Von der grünen Spitze bis zum weißen Ende stecken ganz unterschiedliche Aromen darin. In Wuchsrichtung: Zwiebel, Schnittlauch, Knoblauch – so in etwa. Das Grüne macht sich kleingehackt prächtig auf dem Butterbrot. Die weißen Köpfe, ein wenig in der Pfanne angebräunt, sind eine feine Gemüsebeilage.

Das Gemüse so differenziert zu betrachten, darauf haben mich asiatische Rezepte gebracht. In dieser Küche fehlt die Frühlingszwiebel selten. Auf Nudeln sind sie das, was in Italien der Parmesan ist.
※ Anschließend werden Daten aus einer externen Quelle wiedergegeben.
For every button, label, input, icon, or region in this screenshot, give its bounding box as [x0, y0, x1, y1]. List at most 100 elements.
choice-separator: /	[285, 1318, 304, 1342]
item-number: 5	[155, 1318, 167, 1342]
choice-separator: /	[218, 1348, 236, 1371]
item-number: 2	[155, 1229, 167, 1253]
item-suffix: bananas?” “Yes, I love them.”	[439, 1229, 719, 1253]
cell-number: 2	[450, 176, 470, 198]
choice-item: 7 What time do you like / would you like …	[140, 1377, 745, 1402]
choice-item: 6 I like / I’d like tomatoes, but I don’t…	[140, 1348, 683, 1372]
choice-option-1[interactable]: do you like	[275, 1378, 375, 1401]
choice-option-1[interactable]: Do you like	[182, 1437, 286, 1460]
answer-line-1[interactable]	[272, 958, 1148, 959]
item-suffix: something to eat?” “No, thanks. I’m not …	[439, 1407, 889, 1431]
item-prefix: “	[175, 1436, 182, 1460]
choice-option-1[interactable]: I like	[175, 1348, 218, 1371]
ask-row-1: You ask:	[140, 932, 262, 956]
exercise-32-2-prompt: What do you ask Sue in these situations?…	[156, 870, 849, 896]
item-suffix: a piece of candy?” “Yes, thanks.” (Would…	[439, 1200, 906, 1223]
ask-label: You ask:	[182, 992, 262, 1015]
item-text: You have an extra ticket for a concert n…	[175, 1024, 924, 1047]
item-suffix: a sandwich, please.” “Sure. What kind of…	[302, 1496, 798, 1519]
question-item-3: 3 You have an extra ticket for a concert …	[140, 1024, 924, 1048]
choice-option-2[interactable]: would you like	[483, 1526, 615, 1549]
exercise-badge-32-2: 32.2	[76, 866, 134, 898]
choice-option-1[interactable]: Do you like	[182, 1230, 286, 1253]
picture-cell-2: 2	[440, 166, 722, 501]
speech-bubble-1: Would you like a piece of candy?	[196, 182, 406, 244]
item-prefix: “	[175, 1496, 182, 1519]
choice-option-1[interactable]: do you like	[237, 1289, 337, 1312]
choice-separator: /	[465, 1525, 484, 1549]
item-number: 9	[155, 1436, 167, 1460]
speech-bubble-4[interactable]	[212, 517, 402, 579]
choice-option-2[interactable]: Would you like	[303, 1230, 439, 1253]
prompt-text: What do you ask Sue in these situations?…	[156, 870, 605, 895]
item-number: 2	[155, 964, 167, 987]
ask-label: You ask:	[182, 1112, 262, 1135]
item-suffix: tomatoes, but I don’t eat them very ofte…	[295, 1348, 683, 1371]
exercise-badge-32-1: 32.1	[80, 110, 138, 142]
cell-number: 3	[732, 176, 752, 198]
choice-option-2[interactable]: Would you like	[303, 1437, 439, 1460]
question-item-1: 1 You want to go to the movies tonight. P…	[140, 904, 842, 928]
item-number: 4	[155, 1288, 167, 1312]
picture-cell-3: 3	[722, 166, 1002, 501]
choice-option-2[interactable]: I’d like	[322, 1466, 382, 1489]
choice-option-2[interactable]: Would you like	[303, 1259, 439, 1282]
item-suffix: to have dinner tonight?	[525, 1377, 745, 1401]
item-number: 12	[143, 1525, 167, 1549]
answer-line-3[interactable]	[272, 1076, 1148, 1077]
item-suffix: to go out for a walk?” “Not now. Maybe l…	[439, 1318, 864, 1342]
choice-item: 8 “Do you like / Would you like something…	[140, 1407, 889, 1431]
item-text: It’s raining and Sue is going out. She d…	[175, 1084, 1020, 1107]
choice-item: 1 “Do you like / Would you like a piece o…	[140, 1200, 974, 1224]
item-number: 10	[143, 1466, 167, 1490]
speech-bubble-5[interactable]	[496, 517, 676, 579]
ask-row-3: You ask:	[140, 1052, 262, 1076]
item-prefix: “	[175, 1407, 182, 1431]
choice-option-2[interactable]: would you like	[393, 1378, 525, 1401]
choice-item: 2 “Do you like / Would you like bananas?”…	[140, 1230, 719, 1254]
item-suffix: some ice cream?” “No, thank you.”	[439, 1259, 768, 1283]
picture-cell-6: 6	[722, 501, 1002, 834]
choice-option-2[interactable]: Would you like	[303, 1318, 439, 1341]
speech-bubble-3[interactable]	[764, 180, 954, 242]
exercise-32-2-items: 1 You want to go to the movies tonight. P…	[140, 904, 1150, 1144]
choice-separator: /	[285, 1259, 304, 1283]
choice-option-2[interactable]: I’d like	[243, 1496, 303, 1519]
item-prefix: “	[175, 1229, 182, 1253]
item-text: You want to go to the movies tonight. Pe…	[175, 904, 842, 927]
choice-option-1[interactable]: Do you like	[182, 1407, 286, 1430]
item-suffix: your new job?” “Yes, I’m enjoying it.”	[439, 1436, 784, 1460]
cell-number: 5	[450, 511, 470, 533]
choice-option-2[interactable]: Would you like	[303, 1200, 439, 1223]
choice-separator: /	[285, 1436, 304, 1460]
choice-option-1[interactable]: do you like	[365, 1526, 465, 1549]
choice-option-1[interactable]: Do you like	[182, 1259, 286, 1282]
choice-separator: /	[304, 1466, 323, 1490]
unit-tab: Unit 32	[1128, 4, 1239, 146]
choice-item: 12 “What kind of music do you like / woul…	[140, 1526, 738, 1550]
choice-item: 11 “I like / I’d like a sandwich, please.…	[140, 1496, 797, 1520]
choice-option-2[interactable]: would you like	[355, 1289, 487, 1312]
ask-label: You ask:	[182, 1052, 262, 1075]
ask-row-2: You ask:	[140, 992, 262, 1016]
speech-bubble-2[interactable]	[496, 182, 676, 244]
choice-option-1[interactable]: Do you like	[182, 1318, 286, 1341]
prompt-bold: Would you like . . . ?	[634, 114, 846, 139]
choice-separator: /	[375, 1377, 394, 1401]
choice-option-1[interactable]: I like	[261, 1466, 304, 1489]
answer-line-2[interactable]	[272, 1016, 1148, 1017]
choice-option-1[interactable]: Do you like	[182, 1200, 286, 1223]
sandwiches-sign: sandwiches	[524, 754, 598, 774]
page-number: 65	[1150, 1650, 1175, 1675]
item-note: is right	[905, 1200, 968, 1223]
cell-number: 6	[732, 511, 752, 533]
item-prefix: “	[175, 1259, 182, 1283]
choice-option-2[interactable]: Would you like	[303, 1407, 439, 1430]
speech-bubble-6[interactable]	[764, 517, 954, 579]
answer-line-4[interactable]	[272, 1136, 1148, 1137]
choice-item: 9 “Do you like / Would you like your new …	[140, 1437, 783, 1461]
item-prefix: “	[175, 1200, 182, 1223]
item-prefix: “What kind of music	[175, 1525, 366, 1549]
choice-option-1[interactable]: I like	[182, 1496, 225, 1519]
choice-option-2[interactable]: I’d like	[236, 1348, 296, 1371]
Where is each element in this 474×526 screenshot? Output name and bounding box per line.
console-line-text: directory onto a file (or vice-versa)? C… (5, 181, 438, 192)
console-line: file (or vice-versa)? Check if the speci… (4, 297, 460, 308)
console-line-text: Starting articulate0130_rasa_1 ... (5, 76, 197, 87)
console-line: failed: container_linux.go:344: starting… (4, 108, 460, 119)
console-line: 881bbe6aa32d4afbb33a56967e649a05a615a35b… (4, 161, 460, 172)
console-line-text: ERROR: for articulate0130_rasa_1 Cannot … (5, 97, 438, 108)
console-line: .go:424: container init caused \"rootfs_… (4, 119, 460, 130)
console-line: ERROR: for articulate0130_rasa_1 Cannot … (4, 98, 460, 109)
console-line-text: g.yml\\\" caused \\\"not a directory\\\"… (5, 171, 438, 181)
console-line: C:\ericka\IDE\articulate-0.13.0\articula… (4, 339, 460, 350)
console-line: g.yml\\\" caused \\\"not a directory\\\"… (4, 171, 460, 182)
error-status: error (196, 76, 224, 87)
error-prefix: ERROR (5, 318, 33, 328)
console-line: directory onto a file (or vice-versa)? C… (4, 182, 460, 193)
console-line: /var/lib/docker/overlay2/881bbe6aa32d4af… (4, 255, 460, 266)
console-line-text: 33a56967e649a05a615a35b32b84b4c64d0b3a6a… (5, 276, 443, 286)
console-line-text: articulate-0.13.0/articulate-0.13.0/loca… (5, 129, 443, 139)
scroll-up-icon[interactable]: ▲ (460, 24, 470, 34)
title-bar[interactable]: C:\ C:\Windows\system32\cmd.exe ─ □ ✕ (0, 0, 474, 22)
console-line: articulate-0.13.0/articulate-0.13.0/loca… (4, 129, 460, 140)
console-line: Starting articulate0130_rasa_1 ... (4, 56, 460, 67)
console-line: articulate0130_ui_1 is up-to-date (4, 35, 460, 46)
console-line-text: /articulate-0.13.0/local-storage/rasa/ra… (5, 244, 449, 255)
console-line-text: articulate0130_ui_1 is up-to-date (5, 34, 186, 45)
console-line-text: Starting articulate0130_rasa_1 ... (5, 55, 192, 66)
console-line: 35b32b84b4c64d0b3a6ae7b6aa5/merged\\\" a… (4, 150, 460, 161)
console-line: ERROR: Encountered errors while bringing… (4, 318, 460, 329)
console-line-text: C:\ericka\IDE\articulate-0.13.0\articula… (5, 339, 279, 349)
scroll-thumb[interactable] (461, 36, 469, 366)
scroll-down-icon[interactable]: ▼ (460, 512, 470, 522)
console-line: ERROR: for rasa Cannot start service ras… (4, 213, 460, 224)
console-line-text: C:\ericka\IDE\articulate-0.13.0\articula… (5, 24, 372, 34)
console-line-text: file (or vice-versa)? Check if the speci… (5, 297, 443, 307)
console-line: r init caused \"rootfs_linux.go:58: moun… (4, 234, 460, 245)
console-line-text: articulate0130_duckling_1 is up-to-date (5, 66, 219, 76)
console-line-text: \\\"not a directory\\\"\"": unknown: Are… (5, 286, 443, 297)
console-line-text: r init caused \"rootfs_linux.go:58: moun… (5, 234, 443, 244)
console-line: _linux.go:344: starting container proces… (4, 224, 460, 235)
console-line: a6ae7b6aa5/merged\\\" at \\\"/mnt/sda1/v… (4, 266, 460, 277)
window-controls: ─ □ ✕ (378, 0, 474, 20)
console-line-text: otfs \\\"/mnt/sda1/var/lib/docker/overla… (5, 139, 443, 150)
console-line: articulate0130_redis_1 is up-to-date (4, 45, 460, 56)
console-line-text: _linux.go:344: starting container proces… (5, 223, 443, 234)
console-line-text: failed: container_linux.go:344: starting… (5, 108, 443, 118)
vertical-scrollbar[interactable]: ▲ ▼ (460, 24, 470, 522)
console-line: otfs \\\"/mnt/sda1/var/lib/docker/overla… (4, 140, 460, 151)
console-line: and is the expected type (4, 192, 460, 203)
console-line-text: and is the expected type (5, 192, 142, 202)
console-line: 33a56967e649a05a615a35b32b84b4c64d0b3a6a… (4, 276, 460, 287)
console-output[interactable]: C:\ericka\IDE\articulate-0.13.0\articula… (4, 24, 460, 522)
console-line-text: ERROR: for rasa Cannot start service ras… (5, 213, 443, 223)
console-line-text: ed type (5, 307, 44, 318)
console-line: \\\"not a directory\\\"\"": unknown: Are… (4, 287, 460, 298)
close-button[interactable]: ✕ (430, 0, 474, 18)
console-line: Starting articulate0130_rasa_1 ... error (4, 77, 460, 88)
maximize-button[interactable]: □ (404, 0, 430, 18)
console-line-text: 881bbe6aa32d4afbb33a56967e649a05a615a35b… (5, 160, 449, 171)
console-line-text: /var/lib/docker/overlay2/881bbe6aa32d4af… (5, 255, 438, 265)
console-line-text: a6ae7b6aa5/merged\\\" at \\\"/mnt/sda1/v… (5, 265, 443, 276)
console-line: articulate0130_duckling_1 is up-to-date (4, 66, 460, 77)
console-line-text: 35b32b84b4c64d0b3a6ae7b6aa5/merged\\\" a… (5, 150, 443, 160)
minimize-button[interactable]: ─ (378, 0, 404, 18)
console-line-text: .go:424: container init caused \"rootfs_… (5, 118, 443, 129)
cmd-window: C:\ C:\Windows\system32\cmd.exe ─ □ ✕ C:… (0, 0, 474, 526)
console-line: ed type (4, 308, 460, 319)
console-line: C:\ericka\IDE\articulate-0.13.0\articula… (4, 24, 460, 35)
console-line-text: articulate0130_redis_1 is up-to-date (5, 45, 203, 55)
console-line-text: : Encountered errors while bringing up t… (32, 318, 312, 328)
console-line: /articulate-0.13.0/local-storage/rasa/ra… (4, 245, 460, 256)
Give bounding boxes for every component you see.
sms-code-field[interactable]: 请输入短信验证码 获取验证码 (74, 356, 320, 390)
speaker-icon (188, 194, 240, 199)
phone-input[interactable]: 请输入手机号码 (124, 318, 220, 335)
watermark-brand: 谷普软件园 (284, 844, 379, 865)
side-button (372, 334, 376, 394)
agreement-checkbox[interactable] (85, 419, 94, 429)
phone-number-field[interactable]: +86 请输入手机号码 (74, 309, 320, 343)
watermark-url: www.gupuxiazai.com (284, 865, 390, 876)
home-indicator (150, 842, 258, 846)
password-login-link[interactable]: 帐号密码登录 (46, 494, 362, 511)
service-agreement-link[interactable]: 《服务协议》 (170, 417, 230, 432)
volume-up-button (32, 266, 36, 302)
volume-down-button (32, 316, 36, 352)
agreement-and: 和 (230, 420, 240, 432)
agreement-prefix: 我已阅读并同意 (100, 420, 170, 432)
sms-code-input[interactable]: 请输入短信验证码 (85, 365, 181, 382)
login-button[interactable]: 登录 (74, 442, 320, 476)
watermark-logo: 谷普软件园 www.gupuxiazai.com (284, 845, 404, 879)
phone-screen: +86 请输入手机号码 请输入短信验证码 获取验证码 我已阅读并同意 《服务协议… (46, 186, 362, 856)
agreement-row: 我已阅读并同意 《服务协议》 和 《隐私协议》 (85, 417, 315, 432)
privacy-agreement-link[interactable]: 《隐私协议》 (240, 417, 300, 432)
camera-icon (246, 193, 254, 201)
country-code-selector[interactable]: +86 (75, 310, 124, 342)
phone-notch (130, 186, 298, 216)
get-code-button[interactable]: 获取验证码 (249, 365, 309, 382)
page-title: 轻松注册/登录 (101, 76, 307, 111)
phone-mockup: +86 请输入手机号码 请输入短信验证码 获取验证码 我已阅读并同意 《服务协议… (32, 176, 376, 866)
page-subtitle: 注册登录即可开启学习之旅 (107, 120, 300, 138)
David Chang, ein koreanischer Koch in New York und Besitzer mehrerer Restaurants, mariniert Frühlingszwiebeln mit Essig, Sojasauce, Ingwer und Öl.

Hier das genaue Rezept für

Ginger Scallion Noodles:

2,5 Tassen dünn geschnittene Frühlingszwiebeln (entspricht etwa einem Bund)
1/2 Tasse fein gehackter Ingwer (messen sie die Länge ihres kleinen Fingers ab, das passt)
1/4 Tasse Traubenkernöl oder anderes neutrales Öl wie Distelöl, Sonnenblume geht auch
1,5 TL Sojasauce (helle, wenn Sie haben)
1 TL Weißwein- oder Sherry-Essig
1 gestrichenen TL Salz

Alle Zutaten werden zusammengerührt, dieses asiatische Pesto kann dann sorfort weiterverwendet werden, schmeckt aber am besten, wenn man 15 bis 20 Minuten wartet. Sie hält sich im Kühlschrank ein bis zwei Tage.

Unter Spaghetti gehoben gibt das ein ganz einfaches Essen, das aber alles andere als freudlos schmeckt.